Supplementary Material for: Relapsing and Progressive Complications of Severe Hypertriglyceridemia: Effective Long-Term Treatment with Double Filtration Plasmapheresis
datasetposted on 19.03.2020, 07:42 by Grupp C., Beckermann J., Köster E., Zewinger S., Knittel M., Walek T., Hohenstein B., Jaeger B., Spitthöver R., Klingel R., Fassbender C.M., Tyczynski B.

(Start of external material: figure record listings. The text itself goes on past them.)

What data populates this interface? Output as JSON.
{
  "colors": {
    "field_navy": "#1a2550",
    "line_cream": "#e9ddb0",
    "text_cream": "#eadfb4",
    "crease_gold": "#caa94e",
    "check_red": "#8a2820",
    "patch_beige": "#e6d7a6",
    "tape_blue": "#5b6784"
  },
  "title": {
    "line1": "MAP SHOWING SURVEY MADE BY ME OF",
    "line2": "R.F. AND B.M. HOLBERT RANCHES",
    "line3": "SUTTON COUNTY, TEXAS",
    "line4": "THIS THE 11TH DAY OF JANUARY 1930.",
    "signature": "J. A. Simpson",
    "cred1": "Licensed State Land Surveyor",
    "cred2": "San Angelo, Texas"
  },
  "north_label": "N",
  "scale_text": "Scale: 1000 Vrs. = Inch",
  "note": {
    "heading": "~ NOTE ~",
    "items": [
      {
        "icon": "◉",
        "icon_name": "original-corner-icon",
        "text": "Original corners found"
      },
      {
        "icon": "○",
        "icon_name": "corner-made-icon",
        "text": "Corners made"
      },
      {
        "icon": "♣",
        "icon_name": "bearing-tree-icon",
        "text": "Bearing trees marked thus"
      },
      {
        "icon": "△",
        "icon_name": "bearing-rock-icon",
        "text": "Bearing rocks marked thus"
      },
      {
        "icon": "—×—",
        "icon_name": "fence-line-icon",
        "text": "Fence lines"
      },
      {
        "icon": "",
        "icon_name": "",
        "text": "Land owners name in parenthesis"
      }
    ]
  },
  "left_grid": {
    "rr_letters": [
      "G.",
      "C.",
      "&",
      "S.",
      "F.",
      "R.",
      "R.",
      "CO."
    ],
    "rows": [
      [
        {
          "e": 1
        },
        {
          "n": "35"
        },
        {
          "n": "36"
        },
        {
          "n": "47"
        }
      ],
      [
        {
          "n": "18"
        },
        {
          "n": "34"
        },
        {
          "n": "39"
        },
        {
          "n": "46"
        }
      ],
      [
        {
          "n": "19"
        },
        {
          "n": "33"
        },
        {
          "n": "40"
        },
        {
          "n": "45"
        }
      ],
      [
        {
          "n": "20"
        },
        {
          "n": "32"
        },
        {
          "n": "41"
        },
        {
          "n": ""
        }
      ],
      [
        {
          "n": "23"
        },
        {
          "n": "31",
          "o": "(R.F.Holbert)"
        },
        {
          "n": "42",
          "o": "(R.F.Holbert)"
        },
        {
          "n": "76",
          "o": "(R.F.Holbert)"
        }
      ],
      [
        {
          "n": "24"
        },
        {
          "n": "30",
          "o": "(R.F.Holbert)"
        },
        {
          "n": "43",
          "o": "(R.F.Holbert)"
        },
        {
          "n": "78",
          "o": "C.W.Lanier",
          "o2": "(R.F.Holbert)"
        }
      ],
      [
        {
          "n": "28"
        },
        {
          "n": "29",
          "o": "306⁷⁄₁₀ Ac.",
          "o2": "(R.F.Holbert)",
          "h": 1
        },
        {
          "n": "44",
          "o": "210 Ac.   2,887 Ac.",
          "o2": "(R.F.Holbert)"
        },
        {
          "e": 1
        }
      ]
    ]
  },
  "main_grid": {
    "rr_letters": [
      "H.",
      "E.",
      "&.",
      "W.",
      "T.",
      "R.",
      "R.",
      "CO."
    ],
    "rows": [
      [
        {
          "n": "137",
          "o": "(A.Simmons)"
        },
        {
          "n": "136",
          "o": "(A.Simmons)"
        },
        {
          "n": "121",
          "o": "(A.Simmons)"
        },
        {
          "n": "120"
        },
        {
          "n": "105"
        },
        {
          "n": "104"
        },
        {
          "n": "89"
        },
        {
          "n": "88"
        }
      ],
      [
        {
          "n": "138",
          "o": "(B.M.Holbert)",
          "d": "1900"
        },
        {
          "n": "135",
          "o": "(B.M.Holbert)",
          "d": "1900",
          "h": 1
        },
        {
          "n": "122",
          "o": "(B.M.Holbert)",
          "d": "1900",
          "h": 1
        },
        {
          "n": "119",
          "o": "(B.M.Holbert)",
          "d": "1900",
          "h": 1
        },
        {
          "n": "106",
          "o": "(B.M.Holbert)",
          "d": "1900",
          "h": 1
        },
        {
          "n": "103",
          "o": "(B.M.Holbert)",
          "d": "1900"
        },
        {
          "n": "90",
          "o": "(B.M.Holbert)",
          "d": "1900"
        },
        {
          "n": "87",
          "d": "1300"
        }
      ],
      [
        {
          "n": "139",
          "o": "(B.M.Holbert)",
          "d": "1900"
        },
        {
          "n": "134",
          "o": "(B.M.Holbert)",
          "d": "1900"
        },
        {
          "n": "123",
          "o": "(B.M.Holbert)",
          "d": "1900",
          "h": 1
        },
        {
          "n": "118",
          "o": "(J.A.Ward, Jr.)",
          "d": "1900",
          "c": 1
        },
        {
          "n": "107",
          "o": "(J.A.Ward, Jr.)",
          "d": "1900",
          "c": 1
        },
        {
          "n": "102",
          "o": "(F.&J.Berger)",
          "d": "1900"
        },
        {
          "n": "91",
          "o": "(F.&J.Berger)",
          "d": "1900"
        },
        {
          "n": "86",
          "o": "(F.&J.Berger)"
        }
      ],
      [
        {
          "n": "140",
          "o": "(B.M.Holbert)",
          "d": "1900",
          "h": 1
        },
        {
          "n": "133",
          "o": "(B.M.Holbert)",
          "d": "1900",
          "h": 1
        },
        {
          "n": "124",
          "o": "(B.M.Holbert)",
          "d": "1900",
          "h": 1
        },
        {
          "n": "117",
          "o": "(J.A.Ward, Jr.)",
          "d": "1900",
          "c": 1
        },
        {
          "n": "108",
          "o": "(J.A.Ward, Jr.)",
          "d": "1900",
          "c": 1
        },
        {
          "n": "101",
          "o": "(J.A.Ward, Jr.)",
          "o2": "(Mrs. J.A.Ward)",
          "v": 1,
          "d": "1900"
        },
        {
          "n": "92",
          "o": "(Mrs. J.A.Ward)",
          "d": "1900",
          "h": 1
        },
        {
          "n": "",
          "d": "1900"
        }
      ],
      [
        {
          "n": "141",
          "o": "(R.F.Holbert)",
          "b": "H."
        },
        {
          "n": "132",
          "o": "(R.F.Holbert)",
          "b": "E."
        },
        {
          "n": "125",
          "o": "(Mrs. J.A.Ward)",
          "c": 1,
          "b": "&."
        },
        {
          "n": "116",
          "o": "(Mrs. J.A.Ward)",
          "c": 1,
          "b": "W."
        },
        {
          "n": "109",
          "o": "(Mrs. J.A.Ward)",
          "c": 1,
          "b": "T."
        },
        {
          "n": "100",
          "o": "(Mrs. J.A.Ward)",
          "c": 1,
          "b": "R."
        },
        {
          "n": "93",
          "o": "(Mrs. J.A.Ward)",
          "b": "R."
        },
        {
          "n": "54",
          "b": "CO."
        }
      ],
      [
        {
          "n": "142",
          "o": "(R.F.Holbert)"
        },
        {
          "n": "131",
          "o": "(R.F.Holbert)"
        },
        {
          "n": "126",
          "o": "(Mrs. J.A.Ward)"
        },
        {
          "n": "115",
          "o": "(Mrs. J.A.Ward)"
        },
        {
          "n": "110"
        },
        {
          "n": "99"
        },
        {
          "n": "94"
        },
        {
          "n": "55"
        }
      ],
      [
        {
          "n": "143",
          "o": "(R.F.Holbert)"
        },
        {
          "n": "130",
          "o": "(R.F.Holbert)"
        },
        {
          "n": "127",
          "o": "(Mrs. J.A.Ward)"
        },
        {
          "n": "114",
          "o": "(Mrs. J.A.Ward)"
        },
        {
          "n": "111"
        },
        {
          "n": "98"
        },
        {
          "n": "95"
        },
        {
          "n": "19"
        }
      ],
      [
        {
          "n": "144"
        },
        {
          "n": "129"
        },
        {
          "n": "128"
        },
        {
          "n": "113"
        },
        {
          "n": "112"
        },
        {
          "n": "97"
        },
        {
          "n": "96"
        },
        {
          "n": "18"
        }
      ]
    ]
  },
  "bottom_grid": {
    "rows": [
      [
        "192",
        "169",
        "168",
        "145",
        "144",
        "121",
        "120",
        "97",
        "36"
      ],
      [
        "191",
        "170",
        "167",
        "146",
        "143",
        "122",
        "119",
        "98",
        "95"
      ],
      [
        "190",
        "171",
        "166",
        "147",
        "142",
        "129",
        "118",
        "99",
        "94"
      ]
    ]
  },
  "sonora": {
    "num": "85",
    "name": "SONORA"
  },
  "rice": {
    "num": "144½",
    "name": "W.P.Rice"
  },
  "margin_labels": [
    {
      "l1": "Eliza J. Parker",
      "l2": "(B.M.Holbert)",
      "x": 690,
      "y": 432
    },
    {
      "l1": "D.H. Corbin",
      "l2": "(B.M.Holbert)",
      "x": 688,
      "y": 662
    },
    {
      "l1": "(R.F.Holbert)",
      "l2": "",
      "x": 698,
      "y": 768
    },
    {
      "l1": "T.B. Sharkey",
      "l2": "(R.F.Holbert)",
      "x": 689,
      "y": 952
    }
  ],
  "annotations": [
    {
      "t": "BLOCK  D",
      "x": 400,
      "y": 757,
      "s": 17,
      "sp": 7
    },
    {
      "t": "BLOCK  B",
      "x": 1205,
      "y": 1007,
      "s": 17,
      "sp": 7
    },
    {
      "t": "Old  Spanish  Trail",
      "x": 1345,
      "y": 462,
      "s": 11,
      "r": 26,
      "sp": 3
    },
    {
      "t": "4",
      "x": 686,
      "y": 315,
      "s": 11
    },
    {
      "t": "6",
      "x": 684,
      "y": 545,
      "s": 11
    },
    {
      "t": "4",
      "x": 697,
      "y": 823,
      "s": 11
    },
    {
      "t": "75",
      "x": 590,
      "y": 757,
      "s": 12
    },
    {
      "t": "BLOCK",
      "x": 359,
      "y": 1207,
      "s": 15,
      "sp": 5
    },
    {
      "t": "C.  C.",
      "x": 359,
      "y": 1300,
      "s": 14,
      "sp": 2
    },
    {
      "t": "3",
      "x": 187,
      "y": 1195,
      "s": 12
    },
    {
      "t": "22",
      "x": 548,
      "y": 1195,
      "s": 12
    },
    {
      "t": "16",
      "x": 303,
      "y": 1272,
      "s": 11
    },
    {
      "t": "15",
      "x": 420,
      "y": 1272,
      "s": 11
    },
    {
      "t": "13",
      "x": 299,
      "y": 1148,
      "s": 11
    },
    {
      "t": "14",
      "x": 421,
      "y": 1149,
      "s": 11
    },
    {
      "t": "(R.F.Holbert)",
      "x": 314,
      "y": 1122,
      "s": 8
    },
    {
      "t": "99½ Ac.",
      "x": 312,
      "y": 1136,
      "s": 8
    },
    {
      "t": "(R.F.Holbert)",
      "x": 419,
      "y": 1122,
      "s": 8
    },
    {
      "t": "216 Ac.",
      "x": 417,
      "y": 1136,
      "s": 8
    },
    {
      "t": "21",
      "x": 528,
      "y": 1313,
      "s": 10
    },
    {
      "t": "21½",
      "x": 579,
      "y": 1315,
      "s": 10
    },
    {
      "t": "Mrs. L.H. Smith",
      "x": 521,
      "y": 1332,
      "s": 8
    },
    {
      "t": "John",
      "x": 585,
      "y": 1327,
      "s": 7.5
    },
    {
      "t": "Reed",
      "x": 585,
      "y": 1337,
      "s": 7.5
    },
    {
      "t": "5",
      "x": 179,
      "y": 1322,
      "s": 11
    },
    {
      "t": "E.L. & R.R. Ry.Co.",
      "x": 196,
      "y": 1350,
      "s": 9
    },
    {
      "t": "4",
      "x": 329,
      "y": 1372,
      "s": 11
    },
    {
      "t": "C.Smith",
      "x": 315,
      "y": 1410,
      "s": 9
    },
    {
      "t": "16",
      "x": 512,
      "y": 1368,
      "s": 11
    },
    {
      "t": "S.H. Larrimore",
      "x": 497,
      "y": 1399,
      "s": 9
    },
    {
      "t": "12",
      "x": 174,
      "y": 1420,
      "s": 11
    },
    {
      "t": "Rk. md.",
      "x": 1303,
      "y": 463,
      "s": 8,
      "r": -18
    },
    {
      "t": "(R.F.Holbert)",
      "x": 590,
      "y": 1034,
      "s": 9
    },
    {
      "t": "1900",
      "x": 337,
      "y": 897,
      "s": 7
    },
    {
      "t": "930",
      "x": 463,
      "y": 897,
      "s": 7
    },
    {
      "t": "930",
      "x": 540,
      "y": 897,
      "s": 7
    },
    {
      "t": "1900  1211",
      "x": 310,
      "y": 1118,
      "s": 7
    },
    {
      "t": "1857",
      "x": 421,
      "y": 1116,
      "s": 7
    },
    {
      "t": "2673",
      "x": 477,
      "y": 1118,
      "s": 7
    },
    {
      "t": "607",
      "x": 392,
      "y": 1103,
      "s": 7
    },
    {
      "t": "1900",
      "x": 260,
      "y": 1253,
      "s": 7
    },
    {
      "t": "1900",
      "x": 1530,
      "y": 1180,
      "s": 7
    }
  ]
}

Background: Severe hypertriglyceridemia (HTG) is associated with major complications such as acute or relapsing pancreatitis (AP) and atherosclerotic cardiovascular disease (ASCVD). Rapid elimination of triglyceride (TG)-rich lipoproteins (LP) with double filtration plasmapheresis (DFPP) without need for substitution has been found to be effective for the acute, short-term treatment of HTG-induced AP. Data on the long-term use of DFPP to prevent HTG-associated complications are scarce. Objectives: To evaluate the use and efficacy of regular DFPP treatment in clinical practice for preventing recurrence of HTG-associated complications in therapy refractory patients. Methods: Retrospective multicenter study in patients with severe symptomatic drug and diet refractory HTG with regular DFPP treatment. Patients’ incidence of HTG-associated pancreatic or cardiovascular complications was compared before treatment and with regular DFPP treatment. Results: Ten patients (3 female) were identified with baseline maximal TG concentrations of 2,587–28,090 mg/dL (median 5,487 mg/dL; interquartile range [IQR] 4,340–12,636). The mean observation period was 3.9 ± 3.4 years before and 3.8 ± 3.0 years after commencement of DFPP. In 5 patients, severe HTG was related to chylomicronemia, 2 patients had familial partial lipodystrophy Dunnigan, and 1 patient had additional LP(a)-hyperlipoproteinemia. The main HTG-associated complication was recurrent AP in 8 patients, including 1 patient treated during pregnancy. Two patients presented severe progressive ASCVD. With long-term DFPP treatment, the annual rate of HTG-associated pancreatic or cardiovascular complications declined from median 1.4 (IQR 0.7–2.6) to 0 (IQR 0.0–0.4; p < 0.005). The absolute number of events was reduced by 77%. In 6 patients (60%) episodes of AP did not occur, nor was progression of ASCVD detected clinically or by routine imaging techniques. DFPP was effective in the elimination of TG-rich LP from plasma, and was safe and well-tolerated. Conclusion: Long-term, regular DFPP treatment resulted in stabilization of patients with severe HTG and related recurrent AP or progression of ASCVD, who were refractory to conventional dietary and drug therapy.